MOMENTOS
Del WC de mi casa al Ateneo de Madrid
Hoy me he inscrito como socio del Ateneo de Madrid. Exactamente el n° 32428. Esto puede parecer un dato irrelevante. Formo parte ya de este «selecto» club de maderas gastadas, tapizados roídos y olor a rancio y decadencia. ¿Qué se me ha perdido en este lugar sinónimo de retroceso, en este reducto pseudo-republicano? ¿Será un acceso de nostalgia y melancolía de tiempos pasados?.
Con todo ello no he podido sustraerme al embriagador placer de entrar por las puertas abatibles que dieron paso a tantos ilustres de la política, de la literatura y de la ciencia de este país. Me parecía estar en otro siglo. Las mismas salas, los mismos frisos, las mismas sombrías estancias que imaginaba iluminadas por lámparas de aceite en los primeros años de vida de este lugar escondido en la calle Prado de Madrid.
Lo primero que me viene a la cabeza es un ímpetu reformador. ¡Esto hay que cambiarlo! ¡Hay que hacer algo! pero el peso de la historia es el sino del Ateneo, una institución que va a otra velocidad, mucho más lenta que la sociedad hipertecnológica en la que estamos inmersos. 
Anaqueles saturados de libros y más libros, viejos tomos pacientes esperando que alguien tenga el detalle de abrirlos de nuevo y airear sus polvorientas páginas para buscar alguna cita.
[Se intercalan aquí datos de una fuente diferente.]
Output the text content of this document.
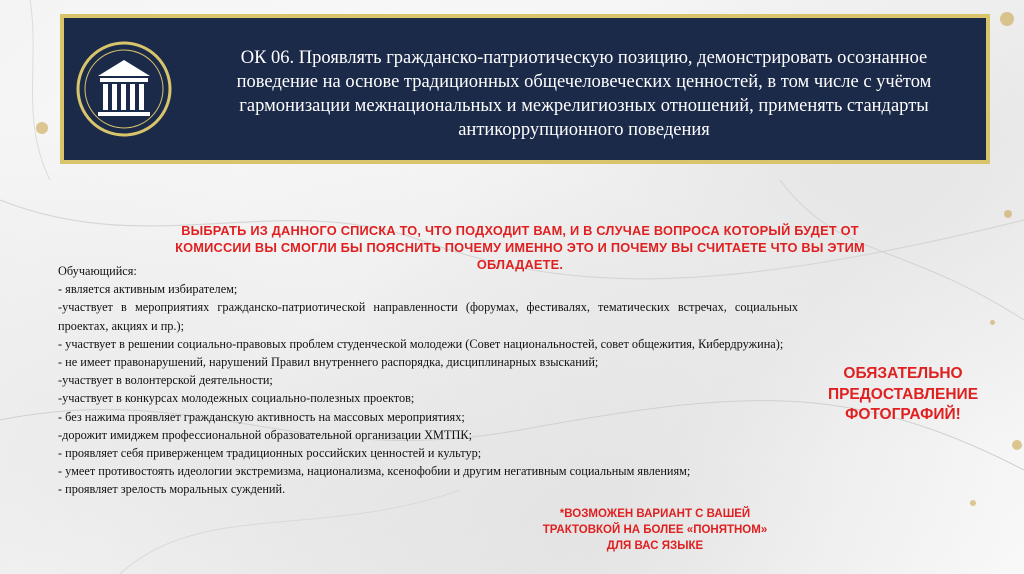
ОК 06. Проявлять гражданско-патриотическую позицию, демонстрировать осознанное поведение на основе традиционных общечеловеческих ценностей, в том числе с учётом гармонизации межнациональных и межрелигиозных отношений, применять стандарты антикоррупционного поведения
ВЫБРАТЬ ИЗ ДАННОГО СПИСКА ТО, ЧТО ПОДХОДИТ ВАМ, И В СЛУЧАЕ ВОПРОСА КОТОРЫЙ БУДЕТ ОТ КОМИССИИ ВЫ СМОГЛИ БЫ ПОЯСНИТЬ ПОЧЕМУ ИМЕННО ЭТО И ПОЧЕМУ ВЫ СЧИТАЕТЕ ЧТО ВЫ ЭТИМ ОБЛАДАЕТЕ.
Обучающийся:
- является активным избирателем;
-участвует в мероприятиях гражданско-патриотической направленности (форумах, фестивалях, тематических встречах, социальных проектах, акциях и пр.);
- участвует в решении социально-правовых проблем студенческой молодежи (Совет национальностей, совет общежития, Кибердружина);
- не имеет правонарушений, нарушений Правил внутреннего распорядка, дисциплинарных взысканий;
-участвует в волонтерской деятельности;
-участвует в конкурсах молодежных социально-полезных проектов;
- без нажима проявляет гражданскую активность на массовых мероприятиях;
-дорожит имиджем профессиональной образовательной организации ХМТПК;
- проявляет себя приверженцем традиционных российских ценностей и культур;
- умеет противостоять идеологии экстремизма, национализма, ксенофобии и другим негативным социальным явлениям;
- проявляет зрелость моральных суждений.
ОБЯЗАТЕЛЬНО ПРЕДОСТАВЛЕНИЕ ФОТОГРАФИЙ!
*ВОЗМОЖЕН ВАРИАНТ С ВАШЕЙ ТРАКТОВКОЙ НА БОЛЕЕ «ПОНЯТНОМ» ДЛЯ ВАС ЯЗЫКЕ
Maderas nobles, salas vacías, pupitres con tapete verde inglés y lámparas de las de antes, con bombillas que calientan como pequeños braseros, con esa luz amarilla y espesa que recoge al estudiante, al investigador o al lector, en un ambiente especial para el que busca el silencio en este lugar que se resiste a cambiar.
Sería pedante citar aquí a los muchos ilustres que perdieron la vista en estas salas estudiando, escribiendo o divagando, pero sí quiero hablar de uno de los socios que hincó aquí los codos para sacarse su carrera de derecho, mientras trabajaba en una compañía de seguros.
D. Felipe López Martín Loeches, mi suegro, al que debo entre otras muchas cosas, además de haber conocido el Ateneo, el gusto por la lectura. D. Felipe me envenenó, poco a poco, con esta pócima como se envenena a un personaje de Hitchcock, a alguien que se resiste, día tras día, hora tras hora, gota a gota y sin forzarle a beber del vaso, haciéndole disfrutar incluso de cada trago en lánguidas conversaciones sobre literatura e historia.
Tan extraña es mi vocación de escritor que en un día, he cambiado el WC de mi casa por las salas del Ateneo, como lugar en el que concentrarme para escribir. Con mi primera novela en marcha, dos hijos hiperactivos como yo, una hija adolescente y una mujer que aún no han asimilado que a su marido «ahora le da por escribir», el mejor sitio que he tenido hasta hoy para llegar a lo que se dice concentrarse, ha sido el water de casa. Como somos una familia de clase media venida a menos, aún conservamos algunos beneficios de esa condición y tener tres baños me ha permitido escoger siempre el más silencioso en cada momento, según el ajetreo de la familia.
— ¿Qué haces tanto tiempo en el baño Miguel? Musita mi mujer desde el otro lado de la puerta… 
— Emm… estoy escribiendo… replico yo y el silencio tras mi respuesta se acompaña de unos pasos que se alejan. 
Esto es como pasar de un seiscientos a un Rolls Royce. De la fría loza de Roca a las cálidas maderas de roble, del fluorescente de un baño común a la acogedora luz de las lámparas de lectura. 
Del Ateneo escribiré más, claro que sí, pero necesito vivirlo. Hoy he estado tan solo unos minutos que ya me sugieren una relación intensa con este destartalado y apasionante lugar.
«Lorca, Valle-Inclán, Ramiro de Maeztu o Unamuno pasan a ser hoy de dominio público» reza el titular de un diario digital.
¡Vaya! Qué cosas tiene la vida, ellos quedan liberados y yo me encierro desde este mismo día en el lugar en el que tantas horas pasaron.
Perdone usted la petulancia pero es que me ha hecho gracia.